Thanks to everyone who tweeted for our case!
The learning points are summarised below.
The case was based around a nulliparous 27 yr old women with sickle cell disease. She wished to seek prior to conception. Ideally pregnancy’s should be planned to allow discussion regarding sickle cell affects on pregnancy, how pregnancy affects sickle cell disease and to create a management plan to improve outcomes for mother and baby.
Planning also allows the opportunity to screen the partner to allow counselling regarding risks to the foetus of inheriting a haemoglobinopthy.
Prior to pregnancy an assessment of chronic disease complications should be undertaken. This would include:
- echo – screening for pulmonary hypertension
- BP and urinalysis – to identify women with hypertension/proteinuria
- Renal and liver function
- Retinal screening – for signs of proliferative retinopathy
- screening for iron overload. if evidence of iron overload aggressive iron chelation should be undertaken pre-conception
- screening for red cell antibodies – as this may increase the risk of haemolytic disease of the newborn.
Management of a patient during pregnancy with sickle cell disease:
- pencillin prophylaxis
- up to date vaccinations
- folic acid 5mg daily
- STOP hydroxycarbamide 3 months before conception
- ACE-I and angiotensin receptor blockers should be stopped.
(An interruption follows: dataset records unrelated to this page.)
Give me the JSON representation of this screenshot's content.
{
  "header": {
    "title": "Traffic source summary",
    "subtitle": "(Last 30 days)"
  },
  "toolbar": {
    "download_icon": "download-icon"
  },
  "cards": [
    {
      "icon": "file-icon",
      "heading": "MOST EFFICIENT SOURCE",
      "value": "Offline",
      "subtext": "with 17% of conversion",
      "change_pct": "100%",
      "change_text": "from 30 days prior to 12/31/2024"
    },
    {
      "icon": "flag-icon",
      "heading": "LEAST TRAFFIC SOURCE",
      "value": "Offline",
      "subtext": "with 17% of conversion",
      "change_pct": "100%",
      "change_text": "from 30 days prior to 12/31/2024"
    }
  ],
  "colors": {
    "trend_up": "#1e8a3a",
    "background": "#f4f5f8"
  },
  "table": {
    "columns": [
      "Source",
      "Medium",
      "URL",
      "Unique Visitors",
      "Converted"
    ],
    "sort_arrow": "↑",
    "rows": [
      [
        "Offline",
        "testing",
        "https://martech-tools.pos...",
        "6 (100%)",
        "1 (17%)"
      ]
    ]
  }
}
- Iron replacement if evidence of deficiency
- low dose aspirin 75mg should be considered from 12 weeks to reduce the risk of pre-eclampsia
- MDT led care
- avoidance of precipating factors of sickle cell crises – extreme temps, dehydration and overexertion. Dehydration can be caused by vomiting during pregnancy – and exerly medical review should be sought by the patient
- during hospital admissions patients should recieve LMWH
USS during pregnancy
- viability scan at 7-9 weeks
- routine first trimester scan
- anomaly scan at 20 weeks
- then every 4 weeks from 24 weeks gestation
Routine prophylactic transfusion is not recommended during pregnancy. Although early studies have recommended transfusion as there was a decrease in maternal morbidty and perinatal mortality, transfusion itself have associated risks including alloimunisation, delayed transfusion reactions, transmission of infection and iron overload.
Top-up transfusion is indicated for acute anaemia, and a level under 6g/dl or a fall of >2g/dl is used as a guide.
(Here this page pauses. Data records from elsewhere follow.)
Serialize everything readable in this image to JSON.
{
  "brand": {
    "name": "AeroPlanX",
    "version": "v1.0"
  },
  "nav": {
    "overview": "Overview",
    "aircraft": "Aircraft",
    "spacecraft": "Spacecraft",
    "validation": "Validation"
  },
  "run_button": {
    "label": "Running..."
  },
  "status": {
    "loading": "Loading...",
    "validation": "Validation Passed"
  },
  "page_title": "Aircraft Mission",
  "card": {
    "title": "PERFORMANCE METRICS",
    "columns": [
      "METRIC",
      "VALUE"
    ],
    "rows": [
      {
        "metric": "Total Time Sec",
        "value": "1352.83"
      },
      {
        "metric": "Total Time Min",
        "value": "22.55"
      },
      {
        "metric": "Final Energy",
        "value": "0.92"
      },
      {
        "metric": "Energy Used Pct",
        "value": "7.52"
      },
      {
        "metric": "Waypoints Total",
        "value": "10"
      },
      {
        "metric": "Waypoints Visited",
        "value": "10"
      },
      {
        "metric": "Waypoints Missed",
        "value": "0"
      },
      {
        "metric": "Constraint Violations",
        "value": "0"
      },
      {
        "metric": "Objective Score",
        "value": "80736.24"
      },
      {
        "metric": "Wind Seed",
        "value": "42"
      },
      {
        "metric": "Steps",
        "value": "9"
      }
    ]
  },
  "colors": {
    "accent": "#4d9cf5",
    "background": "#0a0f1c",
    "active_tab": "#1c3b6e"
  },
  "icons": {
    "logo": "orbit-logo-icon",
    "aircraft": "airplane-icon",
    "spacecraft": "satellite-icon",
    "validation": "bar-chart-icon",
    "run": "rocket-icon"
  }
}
Acute exchange transfusion is required if the patient presents with acute chest syndrome or stroke during pregnancy, followed by a transfusion regime.
Blood should be matched for an extended phenotype includign rhesus typing (C,D.E) as well as KELL typing. At delivery – blood should be crossmatched if there are atypical antibodies.
Blood transfusion should be CMV negative during pregnancy.
Labour and delivery
Patients should be offered elective birth by c-section or induction of labour
LMWH should be administered for 7 days following normal vaginal delivery or 6 weeks following c-section
HbSC VS HbSS
HbSC has previously been considered to have a more benign phenotype in pregnancy. However recent studies have confirmed high rates of maternal and fetal morbidity and mortality in both HbSS and HbSC. Both HbSS and HbSC have higher rates of delivery before 34 weeks when compared to national data.
Management of sickle cell disease in pregnancy Green-top guideline no. 61. Royal College of obstetricians and gynaecologists,
Pregnancy outcome in patients with sickle cell disease in the UK–a national cohort study comparing sickle cell anaemia (HbSS) with HbSC disease.